Continuing the hijack (sorry, cdj, but it does keep your thread at the top of the pile) as I can't converse with Dave, look at the Thomas A Easton 'Organic future' series (starting with 'Greenhouse') as a biotech pushed to its limits story.
But the 'Things man was not meant to dabble in' theme is as old in the genre as Frankenstein, and the magician's nephew model – it seemed like a good idea at the time, but got out of hand – is the basis for a number of catastrophe scenarios. And biotech, like nanotech, is admirably suited as a villain; who can accurately predict the future actions of a life form, after all?
demigod said:
scientists are trying to develop the bacteria from the gut of some weird crustacean that turns Wood into Sugar. This they could use it to turn Wood into Ethanol and make a substitute for crude oil. I got to thinking while driving (as you do) what would happen if that went wrong and the bacteria started to attack all the living trees!
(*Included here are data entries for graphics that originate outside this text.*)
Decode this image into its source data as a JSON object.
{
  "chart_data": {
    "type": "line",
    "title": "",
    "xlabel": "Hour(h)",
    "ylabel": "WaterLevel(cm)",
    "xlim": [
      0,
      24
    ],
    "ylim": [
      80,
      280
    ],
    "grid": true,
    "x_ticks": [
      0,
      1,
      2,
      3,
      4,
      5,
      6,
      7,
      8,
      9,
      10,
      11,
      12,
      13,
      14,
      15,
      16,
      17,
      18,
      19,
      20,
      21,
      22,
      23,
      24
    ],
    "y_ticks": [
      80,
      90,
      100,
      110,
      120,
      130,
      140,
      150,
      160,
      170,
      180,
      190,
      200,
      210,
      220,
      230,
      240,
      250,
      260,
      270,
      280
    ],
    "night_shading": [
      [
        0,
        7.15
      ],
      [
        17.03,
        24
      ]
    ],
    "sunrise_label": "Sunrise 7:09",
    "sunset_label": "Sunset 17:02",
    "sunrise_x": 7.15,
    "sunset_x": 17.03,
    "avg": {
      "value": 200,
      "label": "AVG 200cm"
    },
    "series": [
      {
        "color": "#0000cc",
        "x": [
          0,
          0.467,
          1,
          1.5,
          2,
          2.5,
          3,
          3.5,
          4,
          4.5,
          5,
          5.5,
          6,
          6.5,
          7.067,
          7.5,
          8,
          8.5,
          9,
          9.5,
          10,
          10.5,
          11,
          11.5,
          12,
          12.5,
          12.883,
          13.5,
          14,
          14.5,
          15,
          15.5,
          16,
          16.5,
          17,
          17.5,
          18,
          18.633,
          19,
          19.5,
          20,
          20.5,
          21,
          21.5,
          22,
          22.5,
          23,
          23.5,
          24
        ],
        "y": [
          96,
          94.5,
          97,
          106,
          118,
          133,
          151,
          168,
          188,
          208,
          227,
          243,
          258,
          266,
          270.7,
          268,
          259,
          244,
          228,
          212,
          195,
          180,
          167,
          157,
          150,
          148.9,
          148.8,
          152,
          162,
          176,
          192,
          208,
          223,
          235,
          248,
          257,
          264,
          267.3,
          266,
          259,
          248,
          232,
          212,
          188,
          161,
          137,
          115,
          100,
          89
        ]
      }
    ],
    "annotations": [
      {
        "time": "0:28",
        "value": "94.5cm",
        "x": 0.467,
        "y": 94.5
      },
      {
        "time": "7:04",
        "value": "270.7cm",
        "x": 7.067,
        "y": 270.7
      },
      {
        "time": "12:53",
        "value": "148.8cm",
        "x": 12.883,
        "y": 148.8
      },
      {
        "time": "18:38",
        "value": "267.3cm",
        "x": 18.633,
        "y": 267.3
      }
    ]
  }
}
Trees are used to attack by micro-organisms, and the probability of any decay bacterium beating their defences is lower than that of a mutated 'predator' bacterium.(something that has frequently occurred, but generally only to one species at a time). They're far more likely, if they escape, to eat floorboards, furniture and roofbeams. (when the house fell on me I didn't care too much as I'd been breathing pure alcohol for days before.) But the cellulose transformers are relatively slow; they're only rotting the stuff a bit more efficiently, after all. Hardly watching the trees crumble to dust before your eyes.
All right, diversion over. No, I haven't had any fresh ideas on the mass emigration from a planet whose atmosphere has become unbreathable.